É neste espírito que lanço a sugestão, talvez ousada, mas necessária: e se os 50 anos de independência fossem celebrados com um perdão fiscal generalizado? Sim, um gesto de grandeza e impacto directo social e económico: •Perdão fiscal generalizado para todas as dívidas acumuladas de 2022 até 2025.
•Perdão das dívidas fiscais acumuladas por pequenos e médios empresários, sufocados por crises sucessivas (crise económica, financeira, Covid, etc.), de 2022 até 2025.

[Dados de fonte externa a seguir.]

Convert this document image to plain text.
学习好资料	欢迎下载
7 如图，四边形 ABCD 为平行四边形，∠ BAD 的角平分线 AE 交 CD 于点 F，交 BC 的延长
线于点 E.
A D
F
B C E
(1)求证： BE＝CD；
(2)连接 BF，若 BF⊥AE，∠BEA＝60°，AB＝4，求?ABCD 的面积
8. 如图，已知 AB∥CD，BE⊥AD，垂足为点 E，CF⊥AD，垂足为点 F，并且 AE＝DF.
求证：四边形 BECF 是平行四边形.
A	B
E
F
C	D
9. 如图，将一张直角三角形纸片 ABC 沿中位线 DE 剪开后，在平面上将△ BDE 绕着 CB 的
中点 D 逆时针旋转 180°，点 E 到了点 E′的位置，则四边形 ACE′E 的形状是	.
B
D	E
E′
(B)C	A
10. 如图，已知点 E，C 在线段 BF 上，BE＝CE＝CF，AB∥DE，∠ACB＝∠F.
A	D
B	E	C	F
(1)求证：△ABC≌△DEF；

•Isenção temporária do IVA sobre produtos e serviços essenciais, que aliviaria o bolso de quem pouco ganha (de 01 de Novembro de 2025 a 31 de Dezembro de 2025);
•Suspensão do IRT para trabalhadores de baixos rendimentos, que devolveria dignidade a quem vive do mínimo.
•Redução do IRT para todos os rendimentos na ordem dos 50%. Seria, sem dúvida, uma medida corajosa que representaria: alívio para as famílias, oxigénio para as empresas, confiança para os investidores e, sobretudo, um sentido palpável de justiça social nas comemorações dos 50 anos de Angola.
Um Estado que olha para o seu povo e diz: “Neste momento especial, vamos partilhar os frutos da independência de forma directa.” Seria uma forma de condecorar o povo angolano de forma palpável e concreta, aliviando a sua dificuldade e dando um sinal concreto de esperança para o nosso povo.
Tal como os diversos indultos realizados em comemoração aos 50 anos de Angola, se perdoamos quem está em conflito com a lei, penso que, podemos perdoar quem faz Angola acontecer.
É claro que haverá cálculos técnicos a fazer. Mas o que proponho ão é uma política fiscal permanente, é uma medida extraordinária para um momento extraordinário, único e comemorativo.
Tal como a paz foi um presente inestimável para o país, este perdão poderia ser o presente do Estado para o seu povo. Afinal, uma celebração que não se traduz em melhoria concreta da vida do cidadão comum corre o risco de ser celebrada apenas por alguns e não tocar na vida e nos corações de todos os milhões de angolanos e angolanas que carregam fardos insuportáveis.
Os 50 anos da nossa Angola pedem algo à altura da sua história. Que esta comemoração passe além das bandeiras, das medalhas, dos desfiles, das galas, dos convidados de honra e dos discursos.
Que se traduza num gesto que fique na memória colectiva como um dos maiores símbolos de proximidade entre o Estado e os seus filhos. Porque, às vezes, o melhor presente de uma nação é o perdão.